For diet, Keys recognized from the outset–based on a vast experience testing repeatability and validity of diet questionnaires–that the diet of individuals could not be adequately represented by quetionnaire surveys of foods consumed, short of many repetitions that were infeasible in field studies among whole populations. Keys proposed chemical measures of diet nutrients consumed in “a series of households chosen to be representative of the area.”

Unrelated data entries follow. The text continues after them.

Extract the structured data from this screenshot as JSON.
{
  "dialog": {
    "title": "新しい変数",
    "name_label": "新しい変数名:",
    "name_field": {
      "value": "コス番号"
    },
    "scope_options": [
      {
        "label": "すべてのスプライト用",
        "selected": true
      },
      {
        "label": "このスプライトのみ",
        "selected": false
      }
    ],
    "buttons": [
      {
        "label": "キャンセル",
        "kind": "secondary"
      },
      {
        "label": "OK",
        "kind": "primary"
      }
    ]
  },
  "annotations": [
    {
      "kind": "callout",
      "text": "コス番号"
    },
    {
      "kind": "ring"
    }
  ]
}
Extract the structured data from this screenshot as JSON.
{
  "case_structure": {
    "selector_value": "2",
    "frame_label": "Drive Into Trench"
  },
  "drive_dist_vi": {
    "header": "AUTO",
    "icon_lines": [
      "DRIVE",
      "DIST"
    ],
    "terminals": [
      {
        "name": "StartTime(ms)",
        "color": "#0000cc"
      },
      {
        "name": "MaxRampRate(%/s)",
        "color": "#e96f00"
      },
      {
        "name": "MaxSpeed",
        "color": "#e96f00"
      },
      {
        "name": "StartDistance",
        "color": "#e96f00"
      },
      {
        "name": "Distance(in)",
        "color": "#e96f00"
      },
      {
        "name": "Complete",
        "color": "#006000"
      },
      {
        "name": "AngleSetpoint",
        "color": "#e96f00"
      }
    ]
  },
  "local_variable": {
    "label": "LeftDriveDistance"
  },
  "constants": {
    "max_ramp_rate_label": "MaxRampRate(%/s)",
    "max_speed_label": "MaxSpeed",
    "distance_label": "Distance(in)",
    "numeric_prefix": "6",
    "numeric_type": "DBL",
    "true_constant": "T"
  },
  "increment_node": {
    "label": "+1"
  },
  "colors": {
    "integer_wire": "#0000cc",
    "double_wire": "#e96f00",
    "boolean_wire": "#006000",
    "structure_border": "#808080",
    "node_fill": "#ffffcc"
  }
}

Thus, the SCS collected composite samples of actual foods consumed in randomly selected households of each regional cohort. It repeated this collection during several seasons of the year and computed nutrient content from standard food conversion formularies and, uniquely in the SCS, from central laboratory chemical analyses of the food composites for nutrients and particular fatty acids. The product was the most reliable and representative of the nutrient compostion of a whole population’s diet.
SCS diet-disease relationships studied were only ecological, using the food and nutrient composition representing entire regional cohorts, not data for individuals within the cohorts. Systematic measurement and analysis of individual dietary recall data was attempted only in the Finnish and Netherlands cohorts where investigators with particular interests had obtained ancillary study grants. Casual readers of SCS publications have misconstrued this entirely ecologic approach to diet-disease relationships reported in SCS monographs. All diet and diet nutrient-disease analyses for the study were among cohorts, not individuals within the cohorts.
Keys includes in the plan: “observation of the actual work of members of the population,” which, however, never became a standard survey procedure. Only occupation was used to represent habitual physical activity in the rural cohorts. Work and leisure-time activity questionnaires and some ergonomic measures taken among the occupations, were used in the U.S. and Italian railroad-men studies but not in the rural worker cohorts.
“Perceived work load” was recorded from select subjects during exercise tests in a few areas where that test was standardized. Indeed, at the same workload, perceptions of work intensity differed between Italian and Finnish cohorts.
There is no record that the original SCS Principal Investigators read or participated in composing this early planning document from Ancel Keys. Those of us working then in the field or who later became the principals did not know of it. We might have better described the design and conduct of the SCS, and sooner corrected others misconstructions about the study, if we had earlier read and discussed this original plan.